Petite Arvine2015, Cédric Flaction, Saint-Pierre-de-Clages (Valais)
Saint-Pierre-de-Clages is in the lower part of the Rhône Valley, between Martigny and Sion. Cédric Flaction is quite restrained as far as Swiss winemakers go. He only makes fifteen or so wines. There’s a certain mineral restraint to them, but coupled with a little opulence straining at the leash. This gives them a certain tension.
As Humagne Rouge is my favourite Swiss red variety, so, I think, Petite Arvine is my favourite white. Expect a touch more weight than a Chasselas/Fendant. In the best bottles there will be a touch of the exotic (here you might find pineapple, often apricot too), and a combination of creamy fruit with salinity on the tip of the tongue as the wine lingers there.
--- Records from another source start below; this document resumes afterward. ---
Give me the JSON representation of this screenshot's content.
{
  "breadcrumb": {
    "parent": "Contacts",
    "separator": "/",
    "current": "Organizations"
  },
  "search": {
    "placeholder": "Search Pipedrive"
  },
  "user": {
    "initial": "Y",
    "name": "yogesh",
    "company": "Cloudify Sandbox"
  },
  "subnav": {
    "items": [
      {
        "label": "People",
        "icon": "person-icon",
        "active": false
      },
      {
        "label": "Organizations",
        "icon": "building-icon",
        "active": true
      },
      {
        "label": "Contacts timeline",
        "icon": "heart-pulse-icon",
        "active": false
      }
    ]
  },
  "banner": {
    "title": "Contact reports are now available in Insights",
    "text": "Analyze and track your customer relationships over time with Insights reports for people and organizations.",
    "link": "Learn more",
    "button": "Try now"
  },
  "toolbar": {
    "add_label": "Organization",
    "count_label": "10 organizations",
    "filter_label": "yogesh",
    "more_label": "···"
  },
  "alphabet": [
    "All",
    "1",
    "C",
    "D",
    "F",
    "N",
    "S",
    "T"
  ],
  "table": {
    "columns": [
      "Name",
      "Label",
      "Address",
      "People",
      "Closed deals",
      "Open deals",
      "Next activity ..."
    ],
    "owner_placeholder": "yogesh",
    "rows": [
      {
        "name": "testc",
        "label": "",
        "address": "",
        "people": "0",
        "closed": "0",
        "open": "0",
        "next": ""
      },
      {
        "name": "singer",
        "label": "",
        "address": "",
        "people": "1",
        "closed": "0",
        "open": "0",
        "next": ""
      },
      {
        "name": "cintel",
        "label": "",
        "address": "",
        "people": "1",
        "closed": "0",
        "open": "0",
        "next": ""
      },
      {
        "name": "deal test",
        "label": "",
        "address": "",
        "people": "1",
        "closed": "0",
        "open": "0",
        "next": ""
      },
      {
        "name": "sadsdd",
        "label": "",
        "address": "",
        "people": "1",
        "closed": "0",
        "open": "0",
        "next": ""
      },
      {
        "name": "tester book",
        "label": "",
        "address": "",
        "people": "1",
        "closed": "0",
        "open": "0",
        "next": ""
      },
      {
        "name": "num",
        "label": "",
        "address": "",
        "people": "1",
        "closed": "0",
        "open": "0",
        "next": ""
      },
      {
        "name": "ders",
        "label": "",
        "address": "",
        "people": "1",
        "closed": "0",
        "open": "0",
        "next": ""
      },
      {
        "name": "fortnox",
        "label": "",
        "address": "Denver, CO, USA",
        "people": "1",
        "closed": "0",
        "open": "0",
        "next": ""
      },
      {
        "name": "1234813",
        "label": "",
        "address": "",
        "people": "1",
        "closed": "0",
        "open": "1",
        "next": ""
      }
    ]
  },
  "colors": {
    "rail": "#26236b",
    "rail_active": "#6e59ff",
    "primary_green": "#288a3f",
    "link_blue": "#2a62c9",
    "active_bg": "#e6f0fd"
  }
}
This wine is by no means one of the more expensive made from this grape variety (this was purchased in a smart Geneva store’s wine department for CHF 26). Producers always suggest their wines will age, and Flaction reckons 5 to 10 years for his Petite Arvine. I’m not sure many people will give it that long, and every Petite Arvine I’ve drunk has been under five years old.
There are plenty of wines mentioned here, but for a small country which grows over 200 grape varieties, this doesn’t even scratch the surface. A tiny proportion of Swiss wines are exported, all estimates seem to suggest under 1% of production. The Swiss are avid wine drinkers, and they import much more wine than they produce. Couple that with their strong currency, and the high costs of relatively small scale mountain viticulture, and it’s no surprise that we see little in the UK. It will not be getting any cheaper, after the post-brexit fall in sterling.
But despite these rather depressing facts, I would still urge you to try Swiss wine. Only today, a wine loving friend said they’d never tasted a Swiss wine. The country has so much to offer which is so very different to what you might be used to that it is a big shame to ignore Switzerland completely. I am happy to admit that I have a romantic attachment to Swiss wine, but then, for me that’s half of what wine’s all about. As well as these fairly simple wines, Switzerland does produce a good number of genuinely fine wines, and boasts a number of internationally recognised producers whose wines grace many a smart wine list all over the world. Go forth and drink them.